I have tried this...

text_to_speech.synthesize('Hello world'.encode(), ...)

I get this error back...

b'Hello world' is not JSON serializable

If anyone recognizes this issue, please let me know what I could be doing wrong. I am trying to play a simple text line in my Python IDE. I am coding in PyCharm.

I know that this block of code works because it is directly from IBM's API documentation. I have used this for myself to test...

from ibm_watson import TextToSpeechV1
from ibm_cloud_sdk_core.authenticators import IAMAuthenticator

authenticator = IAMAuthenticator('{apikey}')
text_to_speech = TextToSpeechV1(
    authenticator=authenticator
)

text_to_speech.set_service_url('{url}')

with open('hello_world.wav', 'wb') as audio_file:
    audio_file.write(
        text_to_speech.synthesize(
            'Hello world',
            voice='en-US_AllisonVoice',
            accept='audio/wav'        
        ).get_result().content)

This code saves what is inputted as text into an mp3 file called Hello World. I am basically trying to integrate that into a system that plays the speech directly into the IDE. If anyone knows of any alternative methods other than VLC, please let me know.


Solution

  • If you pay close attention to the error message you will see that the error is actually being thrown by the vlc code. Which implies that the output from the TTS speech is not what vlc is expecting.
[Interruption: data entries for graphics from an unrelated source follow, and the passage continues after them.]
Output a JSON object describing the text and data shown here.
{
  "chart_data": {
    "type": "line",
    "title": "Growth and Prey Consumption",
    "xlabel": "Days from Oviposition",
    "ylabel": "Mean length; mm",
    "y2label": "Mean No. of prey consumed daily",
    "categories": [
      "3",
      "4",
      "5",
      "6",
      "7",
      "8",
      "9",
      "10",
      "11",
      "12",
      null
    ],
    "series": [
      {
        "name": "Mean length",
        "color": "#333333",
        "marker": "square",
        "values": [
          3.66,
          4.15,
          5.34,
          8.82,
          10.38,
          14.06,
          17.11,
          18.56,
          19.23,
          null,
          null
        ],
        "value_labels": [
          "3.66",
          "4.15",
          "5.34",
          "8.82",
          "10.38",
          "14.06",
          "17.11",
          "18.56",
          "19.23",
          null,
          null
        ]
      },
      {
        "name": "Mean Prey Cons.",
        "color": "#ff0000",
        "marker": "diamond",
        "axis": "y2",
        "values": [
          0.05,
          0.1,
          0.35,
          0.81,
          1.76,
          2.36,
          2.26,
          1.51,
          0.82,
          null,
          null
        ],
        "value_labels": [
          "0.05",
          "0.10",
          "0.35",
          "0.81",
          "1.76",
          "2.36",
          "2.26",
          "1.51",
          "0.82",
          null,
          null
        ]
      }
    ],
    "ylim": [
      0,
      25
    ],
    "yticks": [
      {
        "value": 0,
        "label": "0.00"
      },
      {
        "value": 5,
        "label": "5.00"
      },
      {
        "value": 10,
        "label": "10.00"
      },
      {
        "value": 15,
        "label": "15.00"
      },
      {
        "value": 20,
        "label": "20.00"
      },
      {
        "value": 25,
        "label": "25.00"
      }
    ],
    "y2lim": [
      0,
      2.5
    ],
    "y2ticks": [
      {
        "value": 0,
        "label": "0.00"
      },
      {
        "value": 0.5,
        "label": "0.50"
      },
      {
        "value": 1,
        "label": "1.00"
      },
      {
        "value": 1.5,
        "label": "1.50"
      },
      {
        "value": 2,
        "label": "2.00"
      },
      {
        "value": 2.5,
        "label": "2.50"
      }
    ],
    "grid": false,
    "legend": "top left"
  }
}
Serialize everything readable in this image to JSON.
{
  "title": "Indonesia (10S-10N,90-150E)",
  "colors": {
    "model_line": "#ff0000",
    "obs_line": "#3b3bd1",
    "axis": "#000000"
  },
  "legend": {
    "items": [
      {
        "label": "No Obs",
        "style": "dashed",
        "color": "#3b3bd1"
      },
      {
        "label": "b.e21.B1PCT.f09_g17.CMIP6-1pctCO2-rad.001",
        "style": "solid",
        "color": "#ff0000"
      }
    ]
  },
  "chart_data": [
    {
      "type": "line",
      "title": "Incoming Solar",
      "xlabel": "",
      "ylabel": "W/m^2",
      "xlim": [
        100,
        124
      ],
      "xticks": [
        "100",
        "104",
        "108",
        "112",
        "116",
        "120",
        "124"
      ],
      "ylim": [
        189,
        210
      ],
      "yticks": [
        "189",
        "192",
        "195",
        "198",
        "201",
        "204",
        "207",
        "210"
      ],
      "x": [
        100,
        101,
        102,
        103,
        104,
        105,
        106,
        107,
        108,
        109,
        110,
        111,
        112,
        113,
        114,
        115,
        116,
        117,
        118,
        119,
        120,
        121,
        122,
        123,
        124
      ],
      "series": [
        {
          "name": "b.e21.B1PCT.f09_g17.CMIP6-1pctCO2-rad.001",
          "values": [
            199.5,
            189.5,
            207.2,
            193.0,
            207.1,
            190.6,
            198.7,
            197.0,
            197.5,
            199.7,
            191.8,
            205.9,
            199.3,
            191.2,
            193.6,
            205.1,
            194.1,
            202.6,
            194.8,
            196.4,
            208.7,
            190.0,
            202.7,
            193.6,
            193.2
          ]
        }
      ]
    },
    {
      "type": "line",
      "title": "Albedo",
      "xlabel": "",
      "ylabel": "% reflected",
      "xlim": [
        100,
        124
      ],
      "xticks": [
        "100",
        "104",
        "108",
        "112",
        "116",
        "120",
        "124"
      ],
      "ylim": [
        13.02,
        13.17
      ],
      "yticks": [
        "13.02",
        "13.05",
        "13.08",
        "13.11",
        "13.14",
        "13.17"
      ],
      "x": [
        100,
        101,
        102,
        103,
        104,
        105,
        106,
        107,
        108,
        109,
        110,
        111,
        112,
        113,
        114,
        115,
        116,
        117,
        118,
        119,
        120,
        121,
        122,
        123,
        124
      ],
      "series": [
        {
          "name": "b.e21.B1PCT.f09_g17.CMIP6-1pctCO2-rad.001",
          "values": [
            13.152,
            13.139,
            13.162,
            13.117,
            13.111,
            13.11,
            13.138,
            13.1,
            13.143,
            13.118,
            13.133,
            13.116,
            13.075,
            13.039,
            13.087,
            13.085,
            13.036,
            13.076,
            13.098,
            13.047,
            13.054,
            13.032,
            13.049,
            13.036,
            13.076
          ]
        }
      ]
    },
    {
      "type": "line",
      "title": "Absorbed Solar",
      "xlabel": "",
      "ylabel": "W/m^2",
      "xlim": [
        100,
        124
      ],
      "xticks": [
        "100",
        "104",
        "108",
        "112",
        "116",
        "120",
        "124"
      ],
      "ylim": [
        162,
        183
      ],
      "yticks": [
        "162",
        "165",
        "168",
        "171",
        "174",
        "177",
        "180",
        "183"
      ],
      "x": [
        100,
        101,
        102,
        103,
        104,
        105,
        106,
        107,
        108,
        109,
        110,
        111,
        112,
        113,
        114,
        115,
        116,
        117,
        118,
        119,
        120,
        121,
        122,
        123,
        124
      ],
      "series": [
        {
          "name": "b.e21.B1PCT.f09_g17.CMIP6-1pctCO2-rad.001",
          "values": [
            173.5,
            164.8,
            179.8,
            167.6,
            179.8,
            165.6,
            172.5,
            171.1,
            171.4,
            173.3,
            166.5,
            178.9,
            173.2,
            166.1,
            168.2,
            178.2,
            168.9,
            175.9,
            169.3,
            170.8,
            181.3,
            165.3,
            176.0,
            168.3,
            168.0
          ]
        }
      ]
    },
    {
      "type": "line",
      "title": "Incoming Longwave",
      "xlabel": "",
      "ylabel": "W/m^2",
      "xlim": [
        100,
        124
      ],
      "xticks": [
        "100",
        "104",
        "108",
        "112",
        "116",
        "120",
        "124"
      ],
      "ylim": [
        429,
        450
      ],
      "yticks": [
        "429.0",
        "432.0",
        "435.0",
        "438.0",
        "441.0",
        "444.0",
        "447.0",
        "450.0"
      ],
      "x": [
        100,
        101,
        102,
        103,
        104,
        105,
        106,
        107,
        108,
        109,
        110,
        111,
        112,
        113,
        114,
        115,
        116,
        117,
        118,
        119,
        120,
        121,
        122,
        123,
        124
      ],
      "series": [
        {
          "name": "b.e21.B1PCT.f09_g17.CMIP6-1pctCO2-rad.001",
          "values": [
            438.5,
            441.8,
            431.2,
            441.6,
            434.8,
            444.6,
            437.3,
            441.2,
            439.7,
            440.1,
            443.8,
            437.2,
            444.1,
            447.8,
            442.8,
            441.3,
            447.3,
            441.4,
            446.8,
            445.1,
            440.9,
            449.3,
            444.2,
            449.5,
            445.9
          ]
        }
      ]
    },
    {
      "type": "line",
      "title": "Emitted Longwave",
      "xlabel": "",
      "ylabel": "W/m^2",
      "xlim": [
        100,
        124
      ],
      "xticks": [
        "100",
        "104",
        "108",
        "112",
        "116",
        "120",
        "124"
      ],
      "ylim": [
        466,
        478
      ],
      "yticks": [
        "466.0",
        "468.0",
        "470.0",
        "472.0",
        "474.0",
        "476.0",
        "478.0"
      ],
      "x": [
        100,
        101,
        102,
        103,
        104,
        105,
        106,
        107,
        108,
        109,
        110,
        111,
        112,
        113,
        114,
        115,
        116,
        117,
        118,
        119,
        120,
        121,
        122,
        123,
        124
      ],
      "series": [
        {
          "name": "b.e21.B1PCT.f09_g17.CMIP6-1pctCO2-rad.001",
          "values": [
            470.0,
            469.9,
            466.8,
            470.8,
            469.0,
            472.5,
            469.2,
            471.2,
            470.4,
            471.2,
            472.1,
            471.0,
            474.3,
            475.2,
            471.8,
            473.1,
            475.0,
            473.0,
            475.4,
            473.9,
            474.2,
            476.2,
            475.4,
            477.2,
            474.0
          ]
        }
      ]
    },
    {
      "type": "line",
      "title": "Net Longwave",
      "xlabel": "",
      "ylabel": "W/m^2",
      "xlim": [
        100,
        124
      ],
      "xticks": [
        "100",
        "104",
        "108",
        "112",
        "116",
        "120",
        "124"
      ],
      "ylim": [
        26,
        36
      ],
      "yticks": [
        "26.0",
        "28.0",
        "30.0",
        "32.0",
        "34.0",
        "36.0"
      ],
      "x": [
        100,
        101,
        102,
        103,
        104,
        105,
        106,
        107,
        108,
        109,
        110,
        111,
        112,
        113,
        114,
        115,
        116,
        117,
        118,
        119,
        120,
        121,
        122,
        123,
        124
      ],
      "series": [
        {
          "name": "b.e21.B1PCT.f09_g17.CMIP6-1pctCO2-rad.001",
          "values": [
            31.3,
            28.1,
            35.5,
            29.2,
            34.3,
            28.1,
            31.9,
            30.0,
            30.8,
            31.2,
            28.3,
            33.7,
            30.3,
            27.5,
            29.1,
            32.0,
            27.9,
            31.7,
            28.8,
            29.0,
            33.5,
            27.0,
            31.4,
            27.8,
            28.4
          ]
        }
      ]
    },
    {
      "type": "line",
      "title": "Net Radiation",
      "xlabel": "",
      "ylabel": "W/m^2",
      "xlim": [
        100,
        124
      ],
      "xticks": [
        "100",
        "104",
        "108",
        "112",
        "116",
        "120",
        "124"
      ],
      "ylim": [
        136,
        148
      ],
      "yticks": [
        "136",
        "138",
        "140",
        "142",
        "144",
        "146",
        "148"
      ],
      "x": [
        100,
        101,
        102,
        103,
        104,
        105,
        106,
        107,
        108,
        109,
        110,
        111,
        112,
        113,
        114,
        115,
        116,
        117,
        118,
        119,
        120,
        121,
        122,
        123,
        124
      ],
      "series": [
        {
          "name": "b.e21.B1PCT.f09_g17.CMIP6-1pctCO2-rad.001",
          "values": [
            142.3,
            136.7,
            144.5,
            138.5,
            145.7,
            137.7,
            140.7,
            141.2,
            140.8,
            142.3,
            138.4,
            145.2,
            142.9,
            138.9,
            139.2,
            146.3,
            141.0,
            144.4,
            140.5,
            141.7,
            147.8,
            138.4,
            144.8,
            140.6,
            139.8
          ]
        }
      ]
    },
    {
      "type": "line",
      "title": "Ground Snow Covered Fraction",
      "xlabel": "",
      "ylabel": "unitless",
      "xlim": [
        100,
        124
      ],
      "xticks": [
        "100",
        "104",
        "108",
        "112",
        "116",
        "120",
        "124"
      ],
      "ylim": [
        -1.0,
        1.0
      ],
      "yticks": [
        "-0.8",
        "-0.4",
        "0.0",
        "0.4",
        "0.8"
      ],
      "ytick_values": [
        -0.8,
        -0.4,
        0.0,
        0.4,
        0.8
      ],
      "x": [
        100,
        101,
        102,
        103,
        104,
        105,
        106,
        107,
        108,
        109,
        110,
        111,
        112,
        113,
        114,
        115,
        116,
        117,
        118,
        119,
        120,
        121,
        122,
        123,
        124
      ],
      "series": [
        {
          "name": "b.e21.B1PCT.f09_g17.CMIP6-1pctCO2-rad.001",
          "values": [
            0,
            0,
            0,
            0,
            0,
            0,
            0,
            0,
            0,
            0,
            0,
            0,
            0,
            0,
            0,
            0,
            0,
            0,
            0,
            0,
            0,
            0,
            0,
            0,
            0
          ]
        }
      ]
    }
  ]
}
    You need to break up your code and first verify what output you are getting from TTS. If it is audio, then you can work out how the vlc code expects it. I suspect it not in the format that the TTS is outputting.

    Updated answer

    The output from TTS is a data stream of audio content, in Python this will be a byte array. It looks as though VLC is looking for a string. This makes no sense if VLC is looking for audio data. If however, it was looking for a string, then that string could be a file destination. So I think you need to write the file, and give the file destination to VLC.

    IMHO based on the question you are asking and the code you have cobbled together, your coding skills are not up to the challenge, and you maybe better off spending a couple of weeks going through some Python coding tutorials. You may find the investment in training time pays off without you struggling with what are quite fundamental coding issues here.